September 16th, 2003 · No Comments

The NR crowd are linking the news that new imaging techniques show foetuses smiling in the womb, citing it as “bad news for NARAL.” Maybe it is from the point of view of popular reaction… but I’m always puzzled when pro-life folks cite things like that. Isn’t it tantamount to announcing that support for your position depends on an emotional reaction to superficial stuff like how cute a foetus looks? Don’t they always make fun of animal rights people on those grounds?
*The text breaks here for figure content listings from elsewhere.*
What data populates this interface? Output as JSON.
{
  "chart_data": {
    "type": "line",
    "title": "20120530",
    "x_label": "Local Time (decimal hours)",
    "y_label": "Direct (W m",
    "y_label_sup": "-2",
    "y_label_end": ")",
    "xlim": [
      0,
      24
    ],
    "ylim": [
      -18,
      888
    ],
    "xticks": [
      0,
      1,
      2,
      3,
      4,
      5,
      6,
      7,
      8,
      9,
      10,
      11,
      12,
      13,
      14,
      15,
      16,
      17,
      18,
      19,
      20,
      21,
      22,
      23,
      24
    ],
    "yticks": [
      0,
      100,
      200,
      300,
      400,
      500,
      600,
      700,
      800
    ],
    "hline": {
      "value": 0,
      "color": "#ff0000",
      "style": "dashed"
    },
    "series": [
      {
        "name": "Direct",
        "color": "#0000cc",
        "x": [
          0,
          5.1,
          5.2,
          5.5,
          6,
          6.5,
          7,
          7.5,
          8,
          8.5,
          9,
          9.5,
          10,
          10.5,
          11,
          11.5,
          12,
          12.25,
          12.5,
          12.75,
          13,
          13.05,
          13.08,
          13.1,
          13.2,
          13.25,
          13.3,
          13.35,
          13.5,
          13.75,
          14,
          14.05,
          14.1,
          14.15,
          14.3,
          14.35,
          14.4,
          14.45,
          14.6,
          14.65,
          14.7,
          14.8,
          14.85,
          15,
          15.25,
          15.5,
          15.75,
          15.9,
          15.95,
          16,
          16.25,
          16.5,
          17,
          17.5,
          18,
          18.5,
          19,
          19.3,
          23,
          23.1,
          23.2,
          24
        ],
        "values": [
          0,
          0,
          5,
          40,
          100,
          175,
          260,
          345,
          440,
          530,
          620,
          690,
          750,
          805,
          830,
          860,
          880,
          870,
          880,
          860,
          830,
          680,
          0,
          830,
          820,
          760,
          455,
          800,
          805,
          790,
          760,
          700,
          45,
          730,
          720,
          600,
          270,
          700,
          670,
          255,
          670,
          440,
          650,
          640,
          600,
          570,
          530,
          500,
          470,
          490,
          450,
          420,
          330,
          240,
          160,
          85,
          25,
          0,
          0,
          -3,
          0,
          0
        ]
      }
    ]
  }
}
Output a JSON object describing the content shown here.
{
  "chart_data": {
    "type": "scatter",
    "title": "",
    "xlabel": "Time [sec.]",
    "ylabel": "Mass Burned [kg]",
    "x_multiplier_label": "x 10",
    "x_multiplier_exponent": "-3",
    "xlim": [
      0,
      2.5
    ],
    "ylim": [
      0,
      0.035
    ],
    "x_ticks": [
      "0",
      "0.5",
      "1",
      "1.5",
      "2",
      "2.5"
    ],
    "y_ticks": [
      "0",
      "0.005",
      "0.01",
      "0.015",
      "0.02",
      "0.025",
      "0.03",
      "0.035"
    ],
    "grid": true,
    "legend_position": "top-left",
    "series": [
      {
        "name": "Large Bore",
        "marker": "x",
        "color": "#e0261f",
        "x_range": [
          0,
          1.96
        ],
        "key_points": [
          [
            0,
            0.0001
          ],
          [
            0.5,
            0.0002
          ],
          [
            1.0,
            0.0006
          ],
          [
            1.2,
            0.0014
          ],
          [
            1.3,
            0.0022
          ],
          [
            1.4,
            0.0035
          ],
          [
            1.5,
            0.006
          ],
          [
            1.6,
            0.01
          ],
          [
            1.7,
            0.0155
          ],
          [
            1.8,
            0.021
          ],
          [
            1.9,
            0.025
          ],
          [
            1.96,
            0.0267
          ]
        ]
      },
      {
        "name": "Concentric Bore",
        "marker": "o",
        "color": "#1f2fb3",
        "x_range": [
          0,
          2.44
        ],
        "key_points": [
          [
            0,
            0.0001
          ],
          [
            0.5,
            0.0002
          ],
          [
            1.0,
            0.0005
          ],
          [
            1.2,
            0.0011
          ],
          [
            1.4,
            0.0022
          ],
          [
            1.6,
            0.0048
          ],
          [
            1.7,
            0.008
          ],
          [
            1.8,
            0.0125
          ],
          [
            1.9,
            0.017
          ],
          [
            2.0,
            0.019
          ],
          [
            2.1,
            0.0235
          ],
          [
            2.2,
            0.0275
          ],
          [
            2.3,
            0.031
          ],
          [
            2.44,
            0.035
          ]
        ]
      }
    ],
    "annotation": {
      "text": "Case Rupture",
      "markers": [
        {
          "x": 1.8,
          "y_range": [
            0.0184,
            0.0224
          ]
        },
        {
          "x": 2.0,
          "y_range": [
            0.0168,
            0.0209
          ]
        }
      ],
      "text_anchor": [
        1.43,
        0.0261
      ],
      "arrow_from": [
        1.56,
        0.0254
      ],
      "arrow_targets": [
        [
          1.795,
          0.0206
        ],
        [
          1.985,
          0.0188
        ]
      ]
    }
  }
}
Anyway… what really struck me as odd was the claim that prior to this new imaging technique, doctors had thought babies learned smiling behavior by imitating their mothers. That just seems odd. Smiling when happy is one of a handfull of human emotional expressions which are “universals”—constant across all known human cultures. Same goes for fear, surprise, contempt, disgust, sadness, and anger. You can airdrop onto an island isolated from the rest of the world for thousands of years, and if there’s a pygmy tribe hanging out in the jungle there, you can still tell how they feel about you by their facial expressions. And my take is: “well, then of course that’s got to be genetically hardwired.” What I’m curious about, then, is whether there’s some reason this was still in doubt, or whether it’s just that most doctors just hadn’t been exposed to the anthropological literature on this… which seems unlikely. To the extent that it was a matter of discussion at all, surely somone would have known about findings which have been around for a good long while now. Any ideas?